MIT ethnomusicologist Leslie Tilley bridges musical performance and theoretical analysis to uncover how musicians transform existing traditions into new creations, from Balinese drumming to pop cover songs.

Leslie Tilley operates at the intersection of cultural tradition and formal music theory, examining how musicians transform existing musical frameworks into new creative expressions. As an associate professor in MIT's Music and Theater Arts Program, her work spans Balinese collective improvisation, pop music transformations, and a radical redesign of music theory education.
The Balinese Crucible
Tilley's foundational research emerged from years studying Balinese drumming traditions during her graduate work. Her immersion in techniques like reyong norot (four-person melodic gong) and kendang arja (two-person drumming) revealed sophisticated improvisational structures. "The higher drum is the bus driver, and the lower drum is the person who puts the bags on top," one Balinese musician explained—a cultural metaphor that Tilley recognized as legitimate music theory encoding practical constraints: The higher drum maintains rhythmic stability to enable the lower drum's improvisational freedom.
This research culminated in her award-winning book, Making It Up Together: The Art of Collective Improvisation in Balinese Music and Beyond (University of Chicago Press, 2019). The work establishes a universal analytical framework for collective improvisation, examining both musical parameters (rhythmic flexibility, harmonic constraints) and performer interaction patterns. Tilley emphasizes that such understanding requires embodied practice: "Looking at music note-by-note from a place of physical embodiment provides better understanding than just analyzing scores."
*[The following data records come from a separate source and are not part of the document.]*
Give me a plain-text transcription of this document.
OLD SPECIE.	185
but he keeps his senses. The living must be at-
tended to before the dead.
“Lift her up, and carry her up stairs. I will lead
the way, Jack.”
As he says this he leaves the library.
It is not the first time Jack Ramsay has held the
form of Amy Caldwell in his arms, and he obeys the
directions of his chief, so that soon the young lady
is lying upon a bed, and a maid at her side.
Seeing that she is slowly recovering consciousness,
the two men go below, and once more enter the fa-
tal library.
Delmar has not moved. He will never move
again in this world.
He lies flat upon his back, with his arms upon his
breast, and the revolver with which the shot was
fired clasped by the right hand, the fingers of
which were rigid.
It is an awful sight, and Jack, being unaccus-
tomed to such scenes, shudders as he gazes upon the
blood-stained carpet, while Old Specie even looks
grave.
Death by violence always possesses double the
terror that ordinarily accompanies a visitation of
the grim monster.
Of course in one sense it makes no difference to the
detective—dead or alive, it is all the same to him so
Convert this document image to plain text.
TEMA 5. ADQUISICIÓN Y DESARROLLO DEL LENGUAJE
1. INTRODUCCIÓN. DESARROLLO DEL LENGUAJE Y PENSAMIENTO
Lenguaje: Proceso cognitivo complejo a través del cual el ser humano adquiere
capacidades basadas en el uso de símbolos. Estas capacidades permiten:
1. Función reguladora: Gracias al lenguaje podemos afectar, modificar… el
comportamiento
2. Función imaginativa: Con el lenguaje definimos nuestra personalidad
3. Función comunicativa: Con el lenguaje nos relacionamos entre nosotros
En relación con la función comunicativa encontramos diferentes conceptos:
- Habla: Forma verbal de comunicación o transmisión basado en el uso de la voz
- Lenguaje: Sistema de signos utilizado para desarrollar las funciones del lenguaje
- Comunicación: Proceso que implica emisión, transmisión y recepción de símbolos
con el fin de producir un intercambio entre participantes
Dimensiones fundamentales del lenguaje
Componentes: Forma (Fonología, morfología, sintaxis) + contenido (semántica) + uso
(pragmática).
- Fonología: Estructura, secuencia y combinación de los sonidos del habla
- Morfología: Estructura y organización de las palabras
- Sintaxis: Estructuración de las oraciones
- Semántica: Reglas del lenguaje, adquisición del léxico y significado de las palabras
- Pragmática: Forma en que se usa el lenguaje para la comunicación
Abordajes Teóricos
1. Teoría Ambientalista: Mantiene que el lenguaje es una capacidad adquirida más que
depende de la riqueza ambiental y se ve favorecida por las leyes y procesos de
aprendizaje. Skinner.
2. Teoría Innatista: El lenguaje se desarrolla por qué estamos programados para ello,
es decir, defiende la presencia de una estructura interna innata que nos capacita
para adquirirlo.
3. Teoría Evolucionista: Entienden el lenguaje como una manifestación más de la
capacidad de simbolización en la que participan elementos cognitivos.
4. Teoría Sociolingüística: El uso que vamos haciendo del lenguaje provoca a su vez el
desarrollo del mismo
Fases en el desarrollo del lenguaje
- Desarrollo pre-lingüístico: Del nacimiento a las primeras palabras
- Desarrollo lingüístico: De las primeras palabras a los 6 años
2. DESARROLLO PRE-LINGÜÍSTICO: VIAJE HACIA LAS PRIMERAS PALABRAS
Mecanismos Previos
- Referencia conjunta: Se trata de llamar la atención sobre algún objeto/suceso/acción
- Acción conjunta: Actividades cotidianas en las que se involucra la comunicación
Reconstructing Music Education
Tilley now leads a $500,000 Mellon Foundation-funded initiative to overhaul music theory pedagogy. Traditional curricula focus narrowly on European classical traditions (Bach to Beethoven), neglecting global practices and oral traditions. Her project aims to create an open-access, four-semester curriculum with an accompanying audiovisual textbook by 2028.
"If we weren't beholden to existing assumptions," Tilley asks, "what skills would we want students to gain from music theory?" The project includes a major conference convening scholars to redefine core competencies, examining how analytical tools can apply equally to Javanese gamelan, West African drumming, or jazz improvisation.
The Anatomy of Cover Songs
Tilley's newest research analyzes cover songs as cultural-musical transformations. She examines how artists like Tori Amos reinterpret existing works through three dimensions:
- Formal musical changes: Key shifts, harmonic substitutions, rhythmic recontextualization
- Performer identity: How the covering artist's public persona alters song meaning
- Cultural resonance: Listener relationships to original versus reinterpreted versions
Her framework treats covers as case studies in recombinant creativity—similar to Balinese improvisation but incorporating contemporary elements like vocal timbre and production aesthetics. "A pop song isn't just melody and chords," she notes. "The vocal quality, arrangement, and performer's brand are inseparable from the musical content."
The Core Principle
Whether studying gamelan ensembles or Taylor Swift's re-recordings, Tilley's work reveals music as a dynamic negotiation between tradition and innovation. Her dual approach—respecting cultural specificity while developing transferable analytical tools—offers models for understanding creativity across disciplines. "Music is infinitely cool because it's malleable," she observes. "Our work shows how human imagination continually reshapes existing materials into new forms of expression."
Tilley's research is accessible through her MIT faculty profile and her publications including Making It Up Together. The Mellon-funded curriculum project will be available via open access upon completion.